To Save Our Lakes, Rivers, and Streams
Discoveries at the U of M will stem the spread of invasive species
Nothing says “Minnesota” like water—we have the license plates to prove it—so the threat of invasive species to our precious lakes, rivers, and streams grabs our attention like stepping on a zebra mussel.
Daniel Larkin works to protect and restore the health of our waterways. He and his colleagues with U of M Extension and the Minnesota Aquatic Invasive Species Research Center are conducting applied research on invasive plant management and ecological restoration.
“We are taking a multi-pronged approach to understand what’s driving the spread of invasive species and identify opportunities to limit and control those species and turn back damage that has been done,” says Larkin.
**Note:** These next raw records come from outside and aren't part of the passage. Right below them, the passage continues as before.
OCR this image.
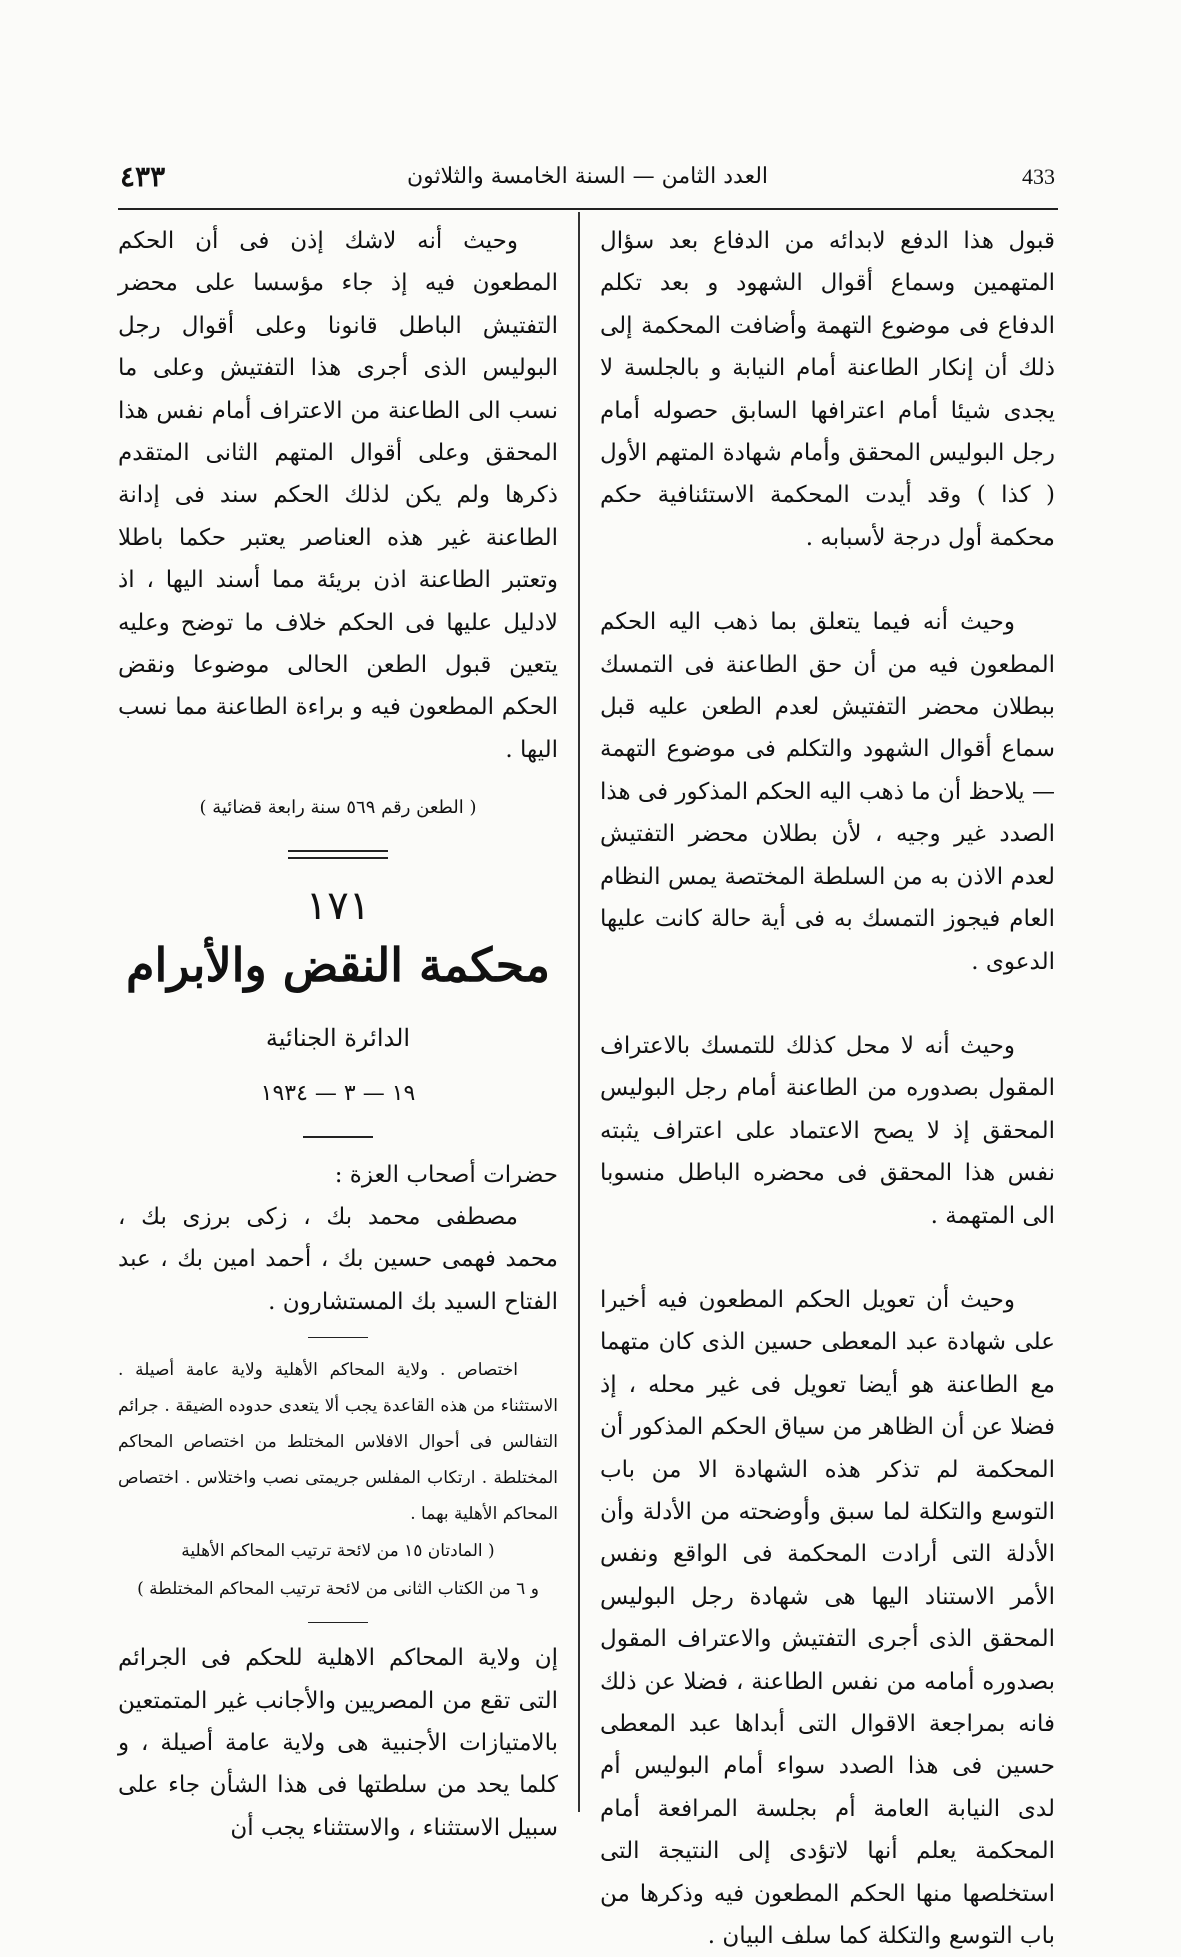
433
العدد الثامن — السنة الخامسة والثلاثون
٤٣٣

قبول هذا الدفع لابدائه من الدفاع بعد سؤال المتهمين وسماع أقوال الشهود و بعد تكلم الدفاع فى موضوع التهمة وأضافت المحكمة إلى ذلك أن إنكار الطاعنة أمام النيابة و بالجلسة لا يجدى شيئا أمام اعترافها السابق حصوله أمام رجل البوليس المحقق وأمام شهادة المتهم الأول ( كذا ) وقد أيدت المحكمة الاستئنافية حكم محكمة أول درجة لأسبابه .

وحيث أنه فيما يتعلق بما ذهب اليه الحكم المطعون فيه من أن حق الطاعنة فى التمسك ببطلان محضر التفتيش لعدم الطعن عليه قبل سماع أقوال الشهود والتكلم فى موضوع التهمة — يلاحظ أن ما ذهب اليه الحكم المذكور فى هذا الصدد غير وجيه ، لأن بطلان محضر التفتيش لعدم الاذن به من السلطة المختصة يمس النظام العام فيجوز التمسك به فى أية حالة كانت عليها الدعوى .

وحيث أنه لا محل كذلك للتمسك بالاعتراف المقول بصدوره من الطاعنة أمام رجل البوليس المحقق إذ لا يصح الاعتماد على اعتراف يثبته نفس هذا المحقق فى محضره الباطل منسوبا الى المتهمة .

وحيث أن تعويل الحكم المطعون فيه أخيرا على شهادة عبد المعطى حسين الذى كان متهما مع الطاعنة هو أيضا تعويل فى غير محله ، إذ فضلا عن أن الظاهر من سياق الحكم المذكور أن المحكمة لم تذكر هذه الشهادة الا من باب التوسع والتكلة لما سبق وأوضحته من الأدلة وأن الأدلة التى أرادت المحكمة فى الواقع ونفس الأمر الاستناد اليها هى شهادة رجل البوليس المحقق الذى أجرى التفتيش والاعتراف المقول بصدوره أمامه من نفس الطاعنة ، فضلا عن ذلك فانه بمراجعة الاقوال التى أبداها عبد المعطى حسين فى هذا الصدد سواء أمام البوليس أم لدى النيابة العامة أم بجلسة المرافعة أمام المحكمة يعلم أنها لاتؤدى إلى النتيجة التى استخلصها منها الحكم المطعون فيه وذكرها من باب التوسع والتكلة كما سلف البيان .

وحيث أنه لاشك إذن فى أن الحكم المطعون فيه إذ جاء مؤسسا على محضر التفتيش الباطل قانونا وعلى أقوال رجل البوليس الذى أجرى هذا التفتيش وعلى ما نسب الى الطاعنة من الاعتراف أمام نفس هذا المحقق وعلى أقوال المتهم الثانى المتقدم ذكرها ولم يكن لذلك الحكم سند فى إدانة الطاعنة غير هذه العناصر يعتبر حكما باطلا وتعتبر الطاعنة اذن بريئة مما أسند اليها ، اذ لادليل عليها فى الحكم خلاف ما توضح وعليه يتعين قبول الطعن الحالى موضوعا ونقض الحكم المطعون فيه و براءة الطاعنة مما نسب اليها .

( الطعن رقم ٥٦٩ سنة رابعة قضائية )
١٧١
محكمة النقض والأبرام
الدائرة الجنائية
١٩ — ٣ — ١٩٣٤

حضرات أصحاب العزة :

مصطفى محمد بك ، زكى برزى بك ، محمد فهمى حسين بك ، أحمد امين بك ، عبد الفتاح السيد بك المستشارون .

اختصاص . ولاية المحاكم الأهلية ولاية عامة أصيلة . الاستثناء من هذه القاعدة يجب ألا يتعدى حدوده الضيقة . جرائم التفالس فى أحوال الافلاس المختلط من اختصاص المحاكم المختلطة . ارتكاب المفلس جريمتى نصب واختلاس . اختصاص المحاكم الأهلية بهما .

( المادتان ١٥ من لائحة ترتيب المحاكم الأهلية
و ٦ من الكتاب الثانى من لائحة ترتيب المحاكم المختلطة )

إن ولاية المحاكم الاهلية للحكم فى الجرائم التى تقع من المصريين والأجانب غير المتمتعين بالامتيازات الأجنبية هى ولاية عامة أصيلة ، و كلما يحد من سلطتها فى هذا الشأن جاء على سبيل الاستثناء ، والاستثناء يجب أن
He focuses on three main aspects: assessing risk to better predict and prevent new invasions, testing strategies to control invasions that have occurred, and developing approaches to support the recovery of waters that have been degraded.
“Minnesota’s lakes, wetlands, and other aquatic habitats are incredible ecological, recreational, and economic resources. Developing sound science that can help protect our waters from harmful invasive plant species is important for Minnesota’s future.”
Research and Extension efforts are important pieces of the puzzle, Larkin says, and solutions will come through sustained partnerships among the many stakeholders committed to protecting our state from aquatic invasive species.
“We want to create healthy lakes that support biodiversity, recreation, tourism, and the other goods and services that we value so highly,” he adds. “Lakes are such an important part of the economy and lifestyle of the state that it is hard to imagine Minnesotans who are not affected in some way by their condition.”